27 Eylül...


(orada bir yerlerdeyim ben de, görebilene ne güzel)


   Nedir usta 27 Eylül? Tarihte o gün meydana gelen birçok olay olmasına rağmen benim için hayatımın konserinden başka bir anlam ifade etmiyor artık. Tabi ki de Pentagram konserinden bahsediyorum. Aynı sene içinde Iron Maiden'ı da izlemiş biri olarak Pentagram'ın enerjisinin bambaşka olduğunu rahatlıkla söyleyebilirim. Sahnede böylesine devleşmek herkese nasip olmasa gerek. Ayrıca bu yazıyı yazarken kendimi bloglarına yazı yazan belibırlar gibi hissetmiyor da değilim.

   Konser öncesi: Nikki Wild
   Çoğu konserden önce kimin konseri olduğuna bağlı olarak bilgisayarda belli bir çalma listesi oluşturulur, izleyiciler beklerken sıkılmasın diye bunlar dinletilir, ayarlanmışsa bir ön grup çıkarılır. Ama bu konserde olay apayrıydı. Hayatımda görmüş olduğum en iyi DJlerden biri olan Nikki Wild'ın olağanüstü performansı daha konser başlamadan bizi alıp götürmüştü. Önceden tanıma imkanı bulamama rağmen artık bir yerde sahneye çıksa da gitsem diye gözler oldum.

   1000 in the Eastland
   Hakan Utangaç'ın kulisten geliş yolundayken "Hakan babaaa" seslenişime kayıtsız kalmayıp bana selamını eksik etmemesiyle konser daha bir coşkulu başladı benim için. Efsane, konsere 1000 in the eastland'la başladı ve adeta yer yerinden oynadı o anda.
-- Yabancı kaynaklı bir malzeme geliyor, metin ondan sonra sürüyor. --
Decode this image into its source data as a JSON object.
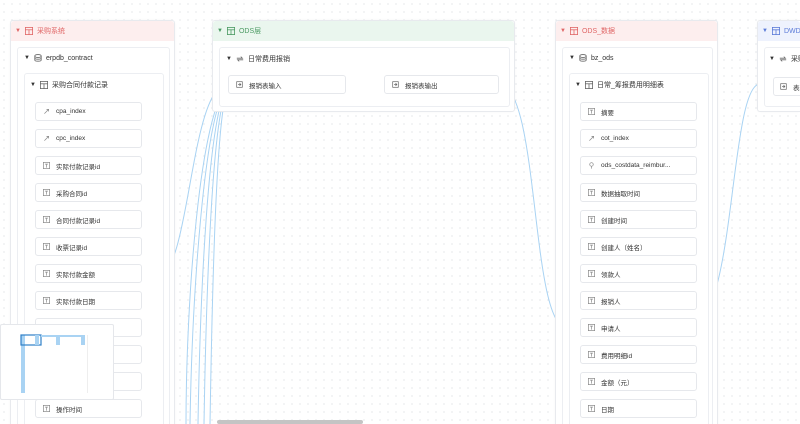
{
  "colors": {
    "source_accent": "#e06666",
    "ods_accent": "#4a9a62",
    "dwd_accent": "#5b7bd8",
    "edge": "#a9d3f3"
  },
  "panels": {
    "source": {
      "title": "采购系统",
      "db": {
        "name": "erpdb_contract",
        "icon": "database-icon"
      },
      "table": {
        "name": "采购合同付款记录",
        "icon": "table-icon",
        "fields": [
          {
            "name": "cpa_index",
            "icon": "link-icon"
          },
          {
            "name": "cpc_index",
            "icon": "link-icon"
          },
          {
            "name": "实际付款记录id",
            "icon": "text-type-icon"
          },
          {
            "name": "采购合同id",
            "icon": "text-type-icon"
          },
          {
            "name": "合同付款记录id",
            "icon": "text-type-icon"
          },
          {
            "name": "收票记录id",
            "icon": "text-type-icon"
          },
          {
            "name": "实际付款金额",
            "icon": "text-type-icon"
          },
          {
            "name": "实际付款日期",
            "icon": "text-type-icon"
          },
          {
            "name": "",
            "icon": "text-type-icon"
          },
          {
            "name": "",
            "icon": "text-type-icon"
          },
          {
            "name": "",
            "icon": "text-type-icon"
          },
          {
            "name": "操作时间",
            "icon": "text-type-icon"
          }
        ]
      }
    },
    "ods_layer": {
      "title": "ODS层",
      "process": {
        "name": "日常费用报销",
        "icon": "sync-icon"
      },
      "steps": [
        {
          "name": "报销表输入",
          "icon": "file-input-icon"
        },
        {
          "name": "报销表输出",
          "icon": "file-output-icon"
        }
      ]
    },
    "ods_data": {
      "title": "ODS_数据",
      "db": {
        "name": "bz_ods",
        "icon": "database-icon"
      },
      "table": {
        "name": "日常_筹报费用明细表",
        "icon": "table-icon",
        "fields": [
          {
            "name": "摘要",
            "icon": "text-type-icon"
          },
          {
            "name": "cot_index",
            "icon": "link-icon"
          },
          {
            "name": "ods_costdata_reimbur...",
            "icon": "pin-icon"
          },
          {
            "name": "数据抽取时间",
            "icon": "text-type-icon"
          },
          {
            "name": "创建时间",
            "icon": "text-type-icon"
          },
          {
            "name": "创建人（姓名）",
            "icon": "text-type-icon"
          },
          {
            "name": "领款人",
            "icon": "text-type-icon"
          },
          {
            "name": "报销人",
            "icon": "text-type-icon"
          },
          {
            "name": "申请人",
            "icon": "text-type-icon"
          },
          {
            "name": "费用明细id",
            "icon": "text-type-icon"
          },
          {
            "name": "金额（元）",
            "icon": "text-type-icon"
          },
          {
            "name": "日期",
            "icon": "text-type-icon"
          }
        ]
      }
    },
    "dwd": {
      "title": "DWD层",
      "process": {
        "name": "采购",
        "icon": "sync-icon"
      },
      "step": {
        "name": "表输",
        "icon": "file-input-icon"
      }
    }
  }
}
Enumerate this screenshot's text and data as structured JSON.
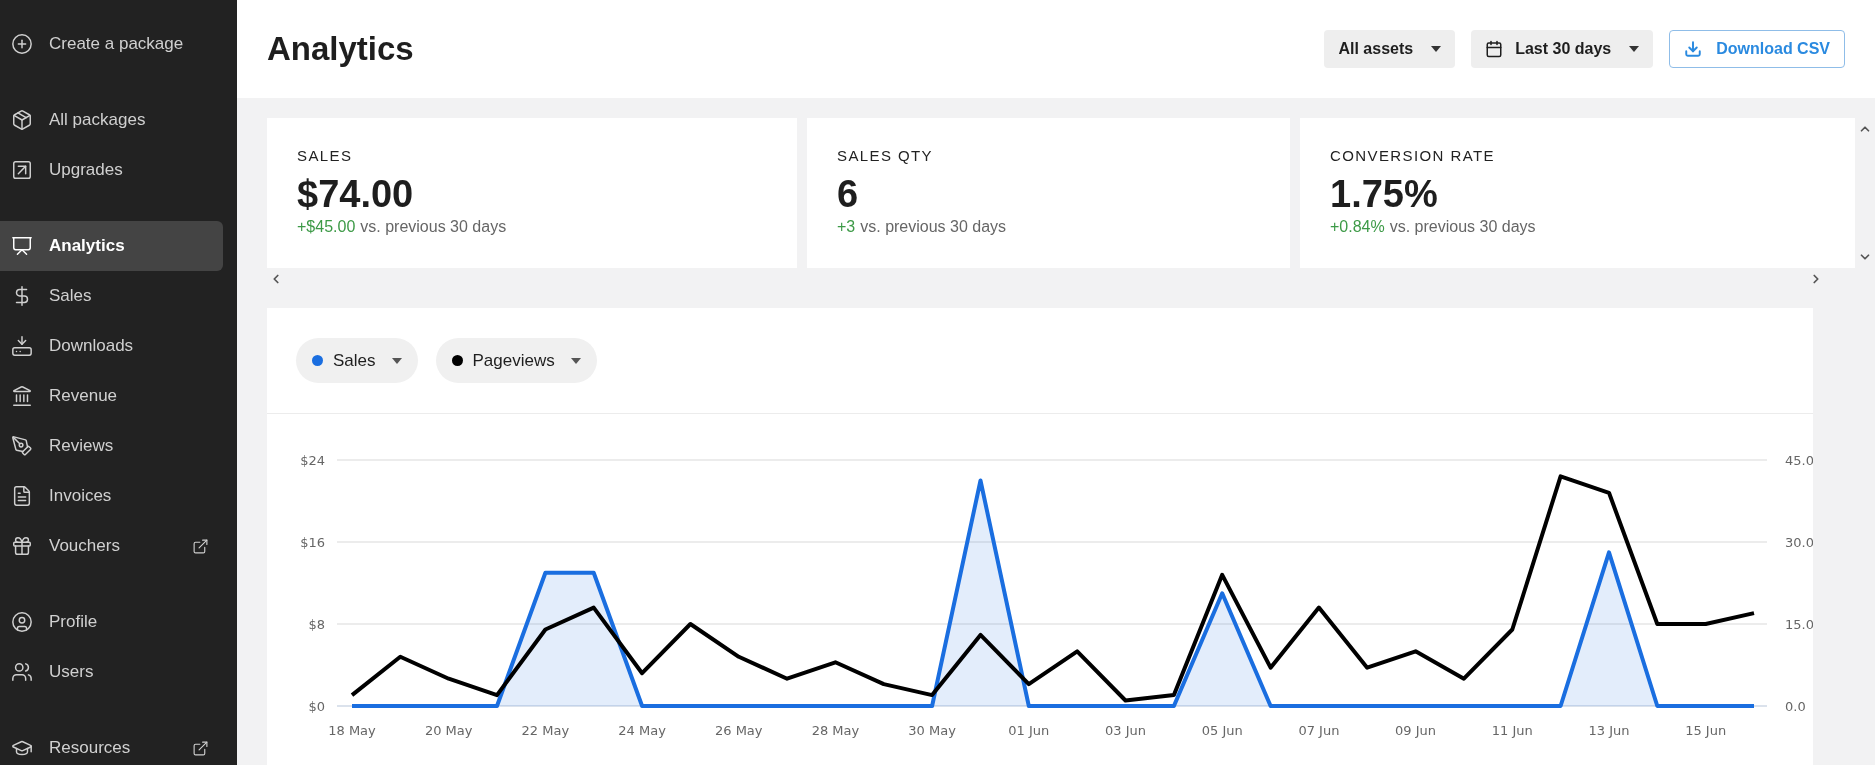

Artık tam bir rüya gibiydi her şey. Gittiğim onca konser artık önemsizdi bu performans karşısında. Sahnede yücelmişlerdi adeta. Sabah akşam Pentagram'la yatıp kalkan ben için başka hiçbir şey önemli değildi o an. Konser öncesi zaten hastalıktan kısık olan sesimi ne kadar süre kullanamayacağımı önemsemeden bağıra bağıra söylüyordum şarkıları. Sahnede babalar vardı usta nasıl durabilir ki insan söylemeden. Şarkı arasında kısa bir sessizliği yakalayıp çıkmayacak hale gelen sesimle "Tarkaaan" diye bağırdım. Ondan da karşılık aldıktan sonra adeta çılgına dönmüştüm. Hastası olduğum şarkılar ardı ardına söyleniyordu söylendikçe çıldırıyordum. Olağanüstü muazzam bir performans sergileniyordu, efsaneyi canlı canlı bu kadar yakından izlemek apayrı bir keyifti. Cenk Ünnü'yle birlikte "biber gazı oley" diye bağırmanın tadı ise apayrıydı.

   Gökalp Ergen
   Dinlediğim ilk andan itibaren mükemmel bir sese sahip olduğu konusunda hiçbir şüphem yoktu. Ama o gün öylesine bir performansı vardı ki, usta sen ne büyük adamsın diyip önünde eğilesim geldi. Unspoken, Beyond Insanity, Sand, Wasteland, Lions in a Cage... Her birinde olabilecek en iyi performansı sergiliyor, sahnede adeta imparatorluk kuruyordu. Murat İlkan'dan sonra hala Gökalp'e alışamayanları anlamakta güçlük çekiyorum. Murat İlkan'a gram laf etmem edemem de zaten ama Gökalp takdiri sonuna kadar hak ediyor. Ah be bir de sizle bir fotoğraf çektirebilseydim daha ne isterdim.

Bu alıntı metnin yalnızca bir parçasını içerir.